Van den Heever was speaking on an expert panel hosted by leading managed care provider and medical scheme administrator Agility Health.

The other panellists were virology expert Prof Sim Mayaphi and clinical pharmacology expert Dr Jacques Snyman.

"If we are vaccinated this year, this could mean we don't necessarily have immunity for the strains that emerge next year," said Snyman.

"Various vaccines are targeting various sites of the virus. That particular antibody will only be effective as long as that part of the virus has not mutated.

"The Johnson & Johnson and Pfizer vaccines are only partially effective, but they reduce the likelihood and severity of illness," he added.

Snyman said nobody knew whether the current vaccines would protect in the future.

"The next strain may not be affected by the antibodies we have vaccinated for. It is therefore likely that long-term vaccination strategies will be required," Snyman said.

Mayaphi, who is head of the Department of Medical Virology at the University of Pretoria, said the pandemic had caught everyone by surprise, as he called for better planning to prevent the next pandemic.

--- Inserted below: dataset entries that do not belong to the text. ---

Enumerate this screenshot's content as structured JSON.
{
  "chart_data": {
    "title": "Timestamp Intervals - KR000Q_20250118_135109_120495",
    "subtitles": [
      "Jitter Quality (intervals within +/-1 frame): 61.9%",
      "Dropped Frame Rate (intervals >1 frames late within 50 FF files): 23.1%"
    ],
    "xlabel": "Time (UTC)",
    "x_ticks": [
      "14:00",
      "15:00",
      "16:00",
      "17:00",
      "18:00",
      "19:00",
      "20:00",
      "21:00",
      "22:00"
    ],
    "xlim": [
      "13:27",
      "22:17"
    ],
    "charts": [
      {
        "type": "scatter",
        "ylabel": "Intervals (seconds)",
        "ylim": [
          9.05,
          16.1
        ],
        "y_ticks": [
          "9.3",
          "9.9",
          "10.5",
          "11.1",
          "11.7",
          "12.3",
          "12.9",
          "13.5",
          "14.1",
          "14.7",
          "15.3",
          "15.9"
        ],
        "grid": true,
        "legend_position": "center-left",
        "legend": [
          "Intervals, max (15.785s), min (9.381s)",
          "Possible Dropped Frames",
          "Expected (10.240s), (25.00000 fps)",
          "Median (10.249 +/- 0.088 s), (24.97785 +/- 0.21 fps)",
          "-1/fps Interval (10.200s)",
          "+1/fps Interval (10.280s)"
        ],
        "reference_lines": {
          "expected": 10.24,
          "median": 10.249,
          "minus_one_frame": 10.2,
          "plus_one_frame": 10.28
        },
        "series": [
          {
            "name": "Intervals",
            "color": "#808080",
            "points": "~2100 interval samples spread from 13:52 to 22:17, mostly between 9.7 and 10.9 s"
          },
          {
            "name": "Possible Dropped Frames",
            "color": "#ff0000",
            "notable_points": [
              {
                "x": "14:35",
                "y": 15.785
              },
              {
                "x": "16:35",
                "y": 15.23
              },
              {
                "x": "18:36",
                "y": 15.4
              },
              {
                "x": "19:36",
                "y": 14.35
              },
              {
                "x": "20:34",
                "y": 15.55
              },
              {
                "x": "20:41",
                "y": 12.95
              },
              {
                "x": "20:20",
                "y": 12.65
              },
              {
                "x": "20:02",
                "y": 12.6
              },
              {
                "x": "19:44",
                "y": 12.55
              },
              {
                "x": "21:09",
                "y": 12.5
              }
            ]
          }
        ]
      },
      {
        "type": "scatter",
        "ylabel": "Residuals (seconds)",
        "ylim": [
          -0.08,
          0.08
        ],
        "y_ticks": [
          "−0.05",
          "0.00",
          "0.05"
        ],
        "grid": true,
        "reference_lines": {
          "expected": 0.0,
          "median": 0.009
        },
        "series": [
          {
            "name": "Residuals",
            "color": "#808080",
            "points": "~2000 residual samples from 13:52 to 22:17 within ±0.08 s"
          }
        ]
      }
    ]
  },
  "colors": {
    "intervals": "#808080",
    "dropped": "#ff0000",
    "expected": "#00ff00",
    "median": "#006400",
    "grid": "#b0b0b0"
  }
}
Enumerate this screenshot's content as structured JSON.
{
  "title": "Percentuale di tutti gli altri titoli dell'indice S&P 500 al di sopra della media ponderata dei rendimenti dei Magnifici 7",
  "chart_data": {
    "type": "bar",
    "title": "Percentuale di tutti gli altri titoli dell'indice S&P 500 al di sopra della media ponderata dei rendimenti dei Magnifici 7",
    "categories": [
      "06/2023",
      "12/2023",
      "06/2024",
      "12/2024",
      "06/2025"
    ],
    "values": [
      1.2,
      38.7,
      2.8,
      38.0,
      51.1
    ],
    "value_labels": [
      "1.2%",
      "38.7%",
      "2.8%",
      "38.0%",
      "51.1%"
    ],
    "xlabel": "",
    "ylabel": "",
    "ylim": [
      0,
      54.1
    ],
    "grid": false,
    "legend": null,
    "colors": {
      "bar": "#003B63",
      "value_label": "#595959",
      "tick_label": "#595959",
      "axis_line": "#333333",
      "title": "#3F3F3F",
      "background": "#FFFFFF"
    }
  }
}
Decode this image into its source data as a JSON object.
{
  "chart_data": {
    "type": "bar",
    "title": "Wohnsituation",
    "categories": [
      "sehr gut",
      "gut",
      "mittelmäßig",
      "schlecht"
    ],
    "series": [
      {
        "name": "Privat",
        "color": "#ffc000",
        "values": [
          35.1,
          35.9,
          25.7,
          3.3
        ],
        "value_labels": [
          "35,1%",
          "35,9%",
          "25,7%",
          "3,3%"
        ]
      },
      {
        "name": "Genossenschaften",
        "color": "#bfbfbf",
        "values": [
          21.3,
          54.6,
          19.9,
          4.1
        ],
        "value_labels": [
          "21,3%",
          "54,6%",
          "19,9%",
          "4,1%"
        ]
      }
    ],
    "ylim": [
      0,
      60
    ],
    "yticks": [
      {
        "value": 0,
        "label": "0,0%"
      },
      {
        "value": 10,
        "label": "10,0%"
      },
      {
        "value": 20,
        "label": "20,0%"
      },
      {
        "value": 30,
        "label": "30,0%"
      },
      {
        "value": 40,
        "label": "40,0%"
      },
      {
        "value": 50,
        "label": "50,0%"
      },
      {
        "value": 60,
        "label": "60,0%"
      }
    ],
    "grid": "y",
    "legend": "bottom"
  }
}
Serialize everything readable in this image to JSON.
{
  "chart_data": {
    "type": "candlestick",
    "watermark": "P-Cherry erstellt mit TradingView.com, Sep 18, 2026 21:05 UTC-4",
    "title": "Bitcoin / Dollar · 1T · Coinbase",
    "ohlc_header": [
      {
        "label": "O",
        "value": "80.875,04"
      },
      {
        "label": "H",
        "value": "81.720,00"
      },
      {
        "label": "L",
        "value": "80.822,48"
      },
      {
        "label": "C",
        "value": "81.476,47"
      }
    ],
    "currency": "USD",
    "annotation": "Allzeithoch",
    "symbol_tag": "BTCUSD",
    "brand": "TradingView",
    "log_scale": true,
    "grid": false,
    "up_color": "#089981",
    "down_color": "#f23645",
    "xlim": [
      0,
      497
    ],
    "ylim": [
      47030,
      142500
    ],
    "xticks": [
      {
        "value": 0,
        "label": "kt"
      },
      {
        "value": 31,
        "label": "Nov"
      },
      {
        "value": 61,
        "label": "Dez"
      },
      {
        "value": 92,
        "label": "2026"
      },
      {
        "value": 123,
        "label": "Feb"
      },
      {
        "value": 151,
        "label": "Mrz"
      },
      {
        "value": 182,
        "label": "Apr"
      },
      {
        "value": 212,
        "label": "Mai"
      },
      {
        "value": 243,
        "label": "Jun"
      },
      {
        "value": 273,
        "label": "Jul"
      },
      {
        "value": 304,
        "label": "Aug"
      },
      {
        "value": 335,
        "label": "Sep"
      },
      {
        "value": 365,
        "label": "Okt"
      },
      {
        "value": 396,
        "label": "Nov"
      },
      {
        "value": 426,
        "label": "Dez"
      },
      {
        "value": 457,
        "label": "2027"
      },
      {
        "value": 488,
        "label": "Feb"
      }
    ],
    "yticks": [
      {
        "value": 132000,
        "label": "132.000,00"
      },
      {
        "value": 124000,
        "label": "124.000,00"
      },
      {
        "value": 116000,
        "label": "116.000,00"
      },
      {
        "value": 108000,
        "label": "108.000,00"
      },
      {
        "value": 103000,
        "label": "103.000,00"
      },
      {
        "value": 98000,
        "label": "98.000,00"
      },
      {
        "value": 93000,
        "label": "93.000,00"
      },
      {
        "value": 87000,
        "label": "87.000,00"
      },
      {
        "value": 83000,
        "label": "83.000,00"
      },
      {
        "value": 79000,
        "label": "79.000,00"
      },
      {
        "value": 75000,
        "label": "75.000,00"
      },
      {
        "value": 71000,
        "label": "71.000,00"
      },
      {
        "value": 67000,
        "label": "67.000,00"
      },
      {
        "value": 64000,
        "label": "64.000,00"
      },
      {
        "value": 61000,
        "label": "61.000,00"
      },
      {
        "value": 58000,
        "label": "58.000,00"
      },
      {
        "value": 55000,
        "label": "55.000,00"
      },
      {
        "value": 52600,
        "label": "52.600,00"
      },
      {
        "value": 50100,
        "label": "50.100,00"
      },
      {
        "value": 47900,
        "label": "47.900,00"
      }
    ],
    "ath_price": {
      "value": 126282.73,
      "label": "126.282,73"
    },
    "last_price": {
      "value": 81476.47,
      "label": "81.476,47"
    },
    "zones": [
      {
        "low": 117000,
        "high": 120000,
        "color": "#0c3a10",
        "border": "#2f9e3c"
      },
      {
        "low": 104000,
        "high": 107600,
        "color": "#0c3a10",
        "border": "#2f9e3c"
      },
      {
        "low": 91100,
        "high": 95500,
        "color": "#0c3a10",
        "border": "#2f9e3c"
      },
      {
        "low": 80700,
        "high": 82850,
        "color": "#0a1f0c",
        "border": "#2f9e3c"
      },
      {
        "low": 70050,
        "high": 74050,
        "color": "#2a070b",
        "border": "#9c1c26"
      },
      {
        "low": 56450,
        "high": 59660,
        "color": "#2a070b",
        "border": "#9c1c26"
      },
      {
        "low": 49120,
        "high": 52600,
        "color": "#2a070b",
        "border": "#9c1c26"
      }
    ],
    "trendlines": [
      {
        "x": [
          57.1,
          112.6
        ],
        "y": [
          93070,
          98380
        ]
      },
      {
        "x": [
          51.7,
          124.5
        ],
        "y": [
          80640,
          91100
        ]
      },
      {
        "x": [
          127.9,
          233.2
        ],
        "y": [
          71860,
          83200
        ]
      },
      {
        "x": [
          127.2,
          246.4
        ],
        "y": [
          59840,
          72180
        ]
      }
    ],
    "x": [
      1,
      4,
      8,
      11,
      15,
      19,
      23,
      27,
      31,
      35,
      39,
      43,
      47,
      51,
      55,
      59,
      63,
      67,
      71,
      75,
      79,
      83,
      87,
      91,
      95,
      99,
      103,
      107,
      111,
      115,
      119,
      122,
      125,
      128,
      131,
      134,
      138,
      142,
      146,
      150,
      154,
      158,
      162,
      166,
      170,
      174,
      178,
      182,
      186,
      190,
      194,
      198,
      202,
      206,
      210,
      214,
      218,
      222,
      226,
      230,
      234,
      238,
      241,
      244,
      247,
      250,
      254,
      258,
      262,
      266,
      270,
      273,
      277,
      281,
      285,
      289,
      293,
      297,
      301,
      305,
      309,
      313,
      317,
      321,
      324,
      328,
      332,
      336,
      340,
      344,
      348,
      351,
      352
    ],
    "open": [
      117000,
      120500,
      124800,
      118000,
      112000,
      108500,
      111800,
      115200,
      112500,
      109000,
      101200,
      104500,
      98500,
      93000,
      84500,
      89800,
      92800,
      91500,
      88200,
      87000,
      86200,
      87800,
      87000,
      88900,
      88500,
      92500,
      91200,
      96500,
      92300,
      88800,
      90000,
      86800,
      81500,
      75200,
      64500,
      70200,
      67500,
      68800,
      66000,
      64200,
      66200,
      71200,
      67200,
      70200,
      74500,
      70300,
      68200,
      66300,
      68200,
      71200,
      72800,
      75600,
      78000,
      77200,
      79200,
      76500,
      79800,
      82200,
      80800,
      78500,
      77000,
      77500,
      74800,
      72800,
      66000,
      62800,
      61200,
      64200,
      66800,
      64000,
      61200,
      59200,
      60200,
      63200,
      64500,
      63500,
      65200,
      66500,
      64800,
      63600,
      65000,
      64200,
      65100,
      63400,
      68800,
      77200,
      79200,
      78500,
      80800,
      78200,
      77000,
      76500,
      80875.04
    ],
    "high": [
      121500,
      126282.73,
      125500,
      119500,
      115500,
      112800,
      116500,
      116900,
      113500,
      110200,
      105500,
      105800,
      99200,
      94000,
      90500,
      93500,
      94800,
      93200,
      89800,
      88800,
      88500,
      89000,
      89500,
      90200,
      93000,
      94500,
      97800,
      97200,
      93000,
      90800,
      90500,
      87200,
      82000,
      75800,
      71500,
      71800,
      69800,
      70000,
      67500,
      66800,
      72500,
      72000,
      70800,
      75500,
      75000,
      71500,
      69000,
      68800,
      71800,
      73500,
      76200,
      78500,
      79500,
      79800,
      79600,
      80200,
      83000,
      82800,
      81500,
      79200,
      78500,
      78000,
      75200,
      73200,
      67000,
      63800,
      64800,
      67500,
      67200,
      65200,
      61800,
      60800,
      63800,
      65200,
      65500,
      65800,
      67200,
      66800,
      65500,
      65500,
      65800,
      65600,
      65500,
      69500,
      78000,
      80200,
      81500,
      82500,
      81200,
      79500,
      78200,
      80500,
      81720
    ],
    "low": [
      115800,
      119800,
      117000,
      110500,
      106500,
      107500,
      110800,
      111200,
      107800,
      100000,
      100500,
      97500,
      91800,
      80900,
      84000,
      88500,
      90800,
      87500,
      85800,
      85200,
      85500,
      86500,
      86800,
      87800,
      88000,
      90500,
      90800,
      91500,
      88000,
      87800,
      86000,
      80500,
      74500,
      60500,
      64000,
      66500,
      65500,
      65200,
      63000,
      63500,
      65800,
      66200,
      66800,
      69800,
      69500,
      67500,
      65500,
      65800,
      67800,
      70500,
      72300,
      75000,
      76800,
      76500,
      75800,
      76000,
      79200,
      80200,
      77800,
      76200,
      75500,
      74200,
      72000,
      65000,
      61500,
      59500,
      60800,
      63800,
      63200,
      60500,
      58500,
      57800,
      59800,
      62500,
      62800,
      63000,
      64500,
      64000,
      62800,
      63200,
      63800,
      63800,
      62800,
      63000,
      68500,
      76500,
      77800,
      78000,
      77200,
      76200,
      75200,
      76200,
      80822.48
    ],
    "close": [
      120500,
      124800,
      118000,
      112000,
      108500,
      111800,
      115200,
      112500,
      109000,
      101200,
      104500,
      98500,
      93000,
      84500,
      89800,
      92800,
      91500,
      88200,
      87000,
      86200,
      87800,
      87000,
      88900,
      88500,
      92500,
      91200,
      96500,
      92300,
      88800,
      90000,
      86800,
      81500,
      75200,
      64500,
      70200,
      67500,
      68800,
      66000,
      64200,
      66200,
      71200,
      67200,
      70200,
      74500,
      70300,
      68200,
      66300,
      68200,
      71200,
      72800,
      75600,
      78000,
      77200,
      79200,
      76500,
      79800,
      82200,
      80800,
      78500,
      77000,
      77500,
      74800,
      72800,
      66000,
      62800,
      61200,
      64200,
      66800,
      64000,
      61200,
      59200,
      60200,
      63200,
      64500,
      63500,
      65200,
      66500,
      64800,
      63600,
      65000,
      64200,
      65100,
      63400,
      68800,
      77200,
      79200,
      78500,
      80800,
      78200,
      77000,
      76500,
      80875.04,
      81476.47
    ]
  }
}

"Surveillance programmes are needed to look at the animal-human interface of viruses and the prevalence of viruses in animal hosts to see if we can predict these viruses being transmitted from host animals to humans.

We already have many examples of this, including COVID-19," Mayaphi said.

Van der Heever also expressed concern about the late discovery that COVID-19 was an airborne virus.

"This poses the most extreme risk for a pandemic (as) it is the fastest (way in which) it could be transmitted.

"That is the one that is going to overrun testing and tracing - it's going to overrun border controls," he said.

Data by Johns Hopkins University on Friday showed 3,431,904 deaths and 139,963,964 cases globally due to the coronavirus.